Хэзлтон ничего туда не сообщал. Амальфи, ворча, приступил к решению проблем жизни города, ради которых, собственно, город и поднялся в воздух; но которую находил для себя весьма редко. Его волновало отсутствие официальных рабочего контракта с Утопией, что являлось противоречащим правилам. Если Утопия повернется к ним спиной — а планеты, менталитет которых определялся устаревшими идеалами, поступали так довольно часто, то воздействовать на них на основе законов Земли будет делом совершенно бесполезным. Люди, жизнь которых подчинена какой-то высокой Цели, быстро находили оправдание ее достижения любыми Средствами. И город, являвшийся ничем иным, как Средством, конкретным и видимым, давно уже научился сторониться коротких путей.
Судя по всему, Хэзлтон предпринял попытку где-то опробовать подобный «короткий путь». Амальфи оставалось только надеяться, что и сам Хэзлтон, и город уцелеют.
Полиция Земли, как и Амальфи, не стала дожидаться возвращения Хэзлтона сложа руки. Амальфи был немного удивлен тем, как быстро земляне сумели перегруппировать и укрепить свои силы. Несомненно, ее материально-техническое снабжение стало значительно эффективнее с тех пор, как жители города видели ее в деле в последний раз. В небе сверкали искры: корабли полиции один за другим отправлялись к планете Хрунтан.

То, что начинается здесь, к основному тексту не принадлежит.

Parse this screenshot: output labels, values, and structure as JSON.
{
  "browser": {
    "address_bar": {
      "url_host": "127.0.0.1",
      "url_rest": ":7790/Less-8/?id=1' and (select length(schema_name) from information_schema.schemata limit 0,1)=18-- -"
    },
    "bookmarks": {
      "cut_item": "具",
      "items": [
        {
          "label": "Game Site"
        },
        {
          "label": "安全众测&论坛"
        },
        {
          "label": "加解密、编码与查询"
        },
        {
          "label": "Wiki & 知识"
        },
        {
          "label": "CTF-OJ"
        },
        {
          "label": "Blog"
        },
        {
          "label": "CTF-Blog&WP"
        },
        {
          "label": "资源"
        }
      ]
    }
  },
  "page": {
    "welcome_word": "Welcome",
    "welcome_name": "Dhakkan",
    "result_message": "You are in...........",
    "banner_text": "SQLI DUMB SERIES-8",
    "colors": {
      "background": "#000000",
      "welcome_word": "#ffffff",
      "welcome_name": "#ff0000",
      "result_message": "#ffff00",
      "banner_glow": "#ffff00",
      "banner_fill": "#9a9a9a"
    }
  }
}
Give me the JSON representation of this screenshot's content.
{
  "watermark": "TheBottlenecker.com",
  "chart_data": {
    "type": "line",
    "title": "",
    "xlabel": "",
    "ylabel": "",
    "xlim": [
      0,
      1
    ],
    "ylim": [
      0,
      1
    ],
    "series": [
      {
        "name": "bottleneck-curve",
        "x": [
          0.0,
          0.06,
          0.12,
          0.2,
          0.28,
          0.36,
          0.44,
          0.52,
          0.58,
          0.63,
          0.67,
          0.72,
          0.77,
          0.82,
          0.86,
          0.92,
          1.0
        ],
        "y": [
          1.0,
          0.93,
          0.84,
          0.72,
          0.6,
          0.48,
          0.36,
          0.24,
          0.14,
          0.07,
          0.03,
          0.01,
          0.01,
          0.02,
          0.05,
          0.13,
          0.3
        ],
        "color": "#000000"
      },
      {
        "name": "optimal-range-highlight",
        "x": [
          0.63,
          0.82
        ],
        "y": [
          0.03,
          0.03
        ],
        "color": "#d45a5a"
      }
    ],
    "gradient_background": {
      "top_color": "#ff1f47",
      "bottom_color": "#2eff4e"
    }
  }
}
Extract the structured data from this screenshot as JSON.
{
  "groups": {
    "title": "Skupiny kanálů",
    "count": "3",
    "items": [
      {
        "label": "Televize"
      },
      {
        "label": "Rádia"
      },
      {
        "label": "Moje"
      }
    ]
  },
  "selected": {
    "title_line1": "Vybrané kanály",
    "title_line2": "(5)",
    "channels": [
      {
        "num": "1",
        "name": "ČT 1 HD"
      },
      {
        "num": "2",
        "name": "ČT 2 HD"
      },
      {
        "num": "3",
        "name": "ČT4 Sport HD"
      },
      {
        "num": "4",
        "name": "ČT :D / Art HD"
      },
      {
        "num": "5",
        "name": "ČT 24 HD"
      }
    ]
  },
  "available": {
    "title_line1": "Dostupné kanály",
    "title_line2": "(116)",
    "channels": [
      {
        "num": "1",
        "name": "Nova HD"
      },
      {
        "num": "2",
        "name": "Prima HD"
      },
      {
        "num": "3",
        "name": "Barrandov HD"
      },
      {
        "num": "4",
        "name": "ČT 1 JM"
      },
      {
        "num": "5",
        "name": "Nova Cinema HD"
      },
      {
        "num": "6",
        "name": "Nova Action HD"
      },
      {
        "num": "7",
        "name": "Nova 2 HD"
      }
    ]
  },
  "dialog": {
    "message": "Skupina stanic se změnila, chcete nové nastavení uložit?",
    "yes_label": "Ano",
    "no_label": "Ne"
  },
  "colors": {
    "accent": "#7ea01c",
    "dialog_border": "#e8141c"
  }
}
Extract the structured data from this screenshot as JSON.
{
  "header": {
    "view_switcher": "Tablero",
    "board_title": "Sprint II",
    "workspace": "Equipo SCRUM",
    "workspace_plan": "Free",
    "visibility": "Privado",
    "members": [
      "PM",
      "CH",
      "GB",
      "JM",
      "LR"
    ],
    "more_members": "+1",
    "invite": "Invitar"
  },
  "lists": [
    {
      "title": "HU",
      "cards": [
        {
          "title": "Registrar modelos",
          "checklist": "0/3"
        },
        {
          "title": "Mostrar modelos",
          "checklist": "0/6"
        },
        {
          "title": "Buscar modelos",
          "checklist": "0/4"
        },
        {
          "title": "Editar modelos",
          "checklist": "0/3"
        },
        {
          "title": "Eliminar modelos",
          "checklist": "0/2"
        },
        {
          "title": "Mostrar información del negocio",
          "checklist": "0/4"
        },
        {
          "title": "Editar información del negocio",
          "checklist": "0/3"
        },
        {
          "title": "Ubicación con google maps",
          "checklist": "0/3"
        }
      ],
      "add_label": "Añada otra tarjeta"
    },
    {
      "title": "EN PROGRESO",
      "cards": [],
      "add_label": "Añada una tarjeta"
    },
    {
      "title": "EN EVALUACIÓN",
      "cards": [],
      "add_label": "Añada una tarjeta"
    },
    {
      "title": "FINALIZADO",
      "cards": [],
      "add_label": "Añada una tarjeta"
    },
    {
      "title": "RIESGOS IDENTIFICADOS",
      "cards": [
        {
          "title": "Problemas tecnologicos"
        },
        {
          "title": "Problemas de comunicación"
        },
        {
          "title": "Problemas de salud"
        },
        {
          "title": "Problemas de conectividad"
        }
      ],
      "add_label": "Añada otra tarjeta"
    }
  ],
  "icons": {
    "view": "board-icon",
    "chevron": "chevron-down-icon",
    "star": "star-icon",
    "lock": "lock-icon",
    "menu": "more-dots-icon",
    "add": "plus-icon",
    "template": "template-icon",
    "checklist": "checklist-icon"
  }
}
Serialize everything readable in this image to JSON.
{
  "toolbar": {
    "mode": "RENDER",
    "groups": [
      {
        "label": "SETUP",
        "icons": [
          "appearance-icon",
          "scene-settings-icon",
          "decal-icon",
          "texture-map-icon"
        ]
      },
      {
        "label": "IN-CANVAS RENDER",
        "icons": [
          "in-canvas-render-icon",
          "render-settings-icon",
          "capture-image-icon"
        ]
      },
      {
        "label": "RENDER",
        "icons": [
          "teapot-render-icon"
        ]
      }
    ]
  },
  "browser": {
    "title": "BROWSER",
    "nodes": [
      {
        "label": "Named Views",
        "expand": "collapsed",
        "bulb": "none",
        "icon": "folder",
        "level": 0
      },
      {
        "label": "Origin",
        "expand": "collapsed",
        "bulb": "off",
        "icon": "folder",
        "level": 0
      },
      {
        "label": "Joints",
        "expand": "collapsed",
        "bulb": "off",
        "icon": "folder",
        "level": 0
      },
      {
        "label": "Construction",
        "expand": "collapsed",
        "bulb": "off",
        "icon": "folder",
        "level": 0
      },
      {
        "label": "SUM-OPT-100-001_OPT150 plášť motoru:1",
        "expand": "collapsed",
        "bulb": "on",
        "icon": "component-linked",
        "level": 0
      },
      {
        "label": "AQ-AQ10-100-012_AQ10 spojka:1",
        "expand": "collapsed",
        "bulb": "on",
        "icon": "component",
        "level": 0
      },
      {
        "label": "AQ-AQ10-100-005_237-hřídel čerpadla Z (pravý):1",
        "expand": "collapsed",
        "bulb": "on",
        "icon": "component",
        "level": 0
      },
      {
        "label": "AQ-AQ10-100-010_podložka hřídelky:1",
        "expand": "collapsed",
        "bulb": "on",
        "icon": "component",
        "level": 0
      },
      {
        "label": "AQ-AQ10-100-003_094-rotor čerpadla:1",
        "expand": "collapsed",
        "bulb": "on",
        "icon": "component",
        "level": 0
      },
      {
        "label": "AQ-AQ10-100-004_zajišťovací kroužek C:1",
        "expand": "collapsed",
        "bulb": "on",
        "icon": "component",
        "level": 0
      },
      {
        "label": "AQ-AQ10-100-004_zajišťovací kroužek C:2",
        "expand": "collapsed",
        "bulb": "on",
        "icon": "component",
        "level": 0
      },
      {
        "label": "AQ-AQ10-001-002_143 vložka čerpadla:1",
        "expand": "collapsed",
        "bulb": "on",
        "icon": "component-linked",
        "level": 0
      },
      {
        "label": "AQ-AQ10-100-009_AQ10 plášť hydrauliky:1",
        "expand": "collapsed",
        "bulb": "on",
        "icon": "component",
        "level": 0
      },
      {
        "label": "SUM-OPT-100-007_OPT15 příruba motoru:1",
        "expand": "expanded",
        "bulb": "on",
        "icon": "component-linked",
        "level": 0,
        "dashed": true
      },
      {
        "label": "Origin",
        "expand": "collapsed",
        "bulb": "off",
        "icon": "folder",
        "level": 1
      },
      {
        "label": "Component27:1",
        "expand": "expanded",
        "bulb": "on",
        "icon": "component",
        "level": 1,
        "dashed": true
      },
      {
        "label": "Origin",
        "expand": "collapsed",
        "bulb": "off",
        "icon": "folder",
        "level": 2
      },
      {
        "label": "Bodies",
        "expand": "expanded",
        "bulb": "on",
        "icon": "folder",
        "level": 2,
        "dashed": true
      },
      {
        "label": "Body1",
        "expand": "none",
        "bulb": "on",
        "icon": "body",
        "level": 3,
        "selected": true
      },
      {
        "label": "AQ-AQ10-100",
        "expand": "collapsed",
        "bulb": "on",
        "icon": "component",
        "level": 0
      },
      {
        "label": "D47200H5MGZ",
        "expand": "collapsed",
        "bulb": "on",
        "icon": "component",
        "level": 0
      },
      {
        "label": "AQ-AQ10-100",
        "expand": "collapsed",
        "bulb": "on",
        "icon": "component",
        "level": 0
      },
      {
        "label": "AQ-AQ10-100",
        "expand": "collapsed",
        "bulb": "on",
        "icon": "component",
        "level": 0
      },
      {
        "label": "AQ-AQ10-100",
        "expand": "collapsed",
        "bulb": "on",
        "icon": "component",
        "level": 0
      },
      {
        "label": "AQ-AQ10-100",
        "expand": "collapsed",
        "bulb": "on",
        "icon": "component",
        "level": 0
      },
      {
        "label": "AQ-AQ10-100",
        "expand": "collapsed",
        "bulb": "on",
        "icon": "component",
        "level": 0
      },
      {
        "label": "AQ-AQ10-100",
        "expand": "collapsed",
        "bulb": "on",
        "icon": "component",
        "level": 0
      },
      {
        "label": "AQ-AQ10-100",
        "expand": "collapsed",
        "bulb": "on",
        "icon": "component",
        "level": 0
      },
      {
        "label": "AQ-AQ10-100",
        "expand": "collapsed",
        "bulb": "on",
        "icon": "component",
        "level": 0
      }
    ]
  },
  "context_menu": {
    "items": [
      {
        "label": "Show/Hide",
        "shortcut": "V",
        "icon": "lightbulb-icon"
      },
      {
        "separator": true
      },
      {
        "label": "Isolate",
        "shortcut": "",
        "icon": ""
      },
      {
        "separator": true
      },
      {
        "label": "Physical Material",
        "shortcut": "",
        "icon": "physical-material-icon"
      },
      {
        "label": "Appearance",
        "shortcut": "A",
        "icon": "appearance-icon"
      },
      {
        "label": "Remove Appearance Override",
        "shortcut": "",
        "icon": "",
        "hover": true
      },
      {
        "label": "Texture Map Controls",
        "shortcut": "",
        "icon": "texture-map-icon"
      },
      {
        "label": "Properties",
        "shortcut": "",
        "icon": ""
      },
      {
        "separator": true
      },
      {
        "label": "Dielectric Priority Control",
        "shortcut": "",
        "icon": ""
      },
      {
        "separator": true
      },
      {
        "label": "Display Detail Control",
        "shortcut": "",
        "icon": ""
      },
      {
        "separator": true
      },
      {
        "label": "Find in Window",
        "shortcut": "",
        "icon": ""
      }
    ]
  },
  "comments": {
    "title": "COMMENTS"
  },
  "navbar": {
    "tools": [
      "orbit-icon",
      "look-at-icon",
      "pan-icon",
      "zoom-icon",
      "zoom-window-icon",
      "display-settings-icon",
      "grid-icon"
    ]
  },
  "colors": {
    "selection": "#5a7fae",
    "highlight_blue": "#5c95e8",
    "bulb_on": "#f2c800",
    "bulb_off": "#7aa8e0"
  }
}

Это было очень плохо. Амальфи предполагал, что у города будет по крайней мере несколько месяцев для пополнения на Утопии запасов продовольствия, прежде чем, в соответствии с планом Хэзлтона, они направятся на планету Хрунтан. Становилось ясно, что к этому времени Хрунтанский мир будет находиться в полной блокаде.
Мэр немедленно подал сигнал предупредительной тревоги. Слабое сопротивление, оказываемое спиндиззи воздействию атмосферы Утопии, превратилось в сплошную непреодолимую стену. Спиндиззи завыли, переходя на максимальный режим, который они могли выдерживать, не нарушая гравитационного поля между Городом и Утопией. По периметру этого еще недавно невидимого поля редкие вспышки поляризации перешли в сплошное свечение. Силовое поле делалось все сильнее, внутри него становилось темно: лишь невидимые для человеческого глаза лучи могли проникнуть сквозь него. Для наблюдателей Утопии город вдруг окрасился в темно-красный цвет и стал пугающе неразличимым.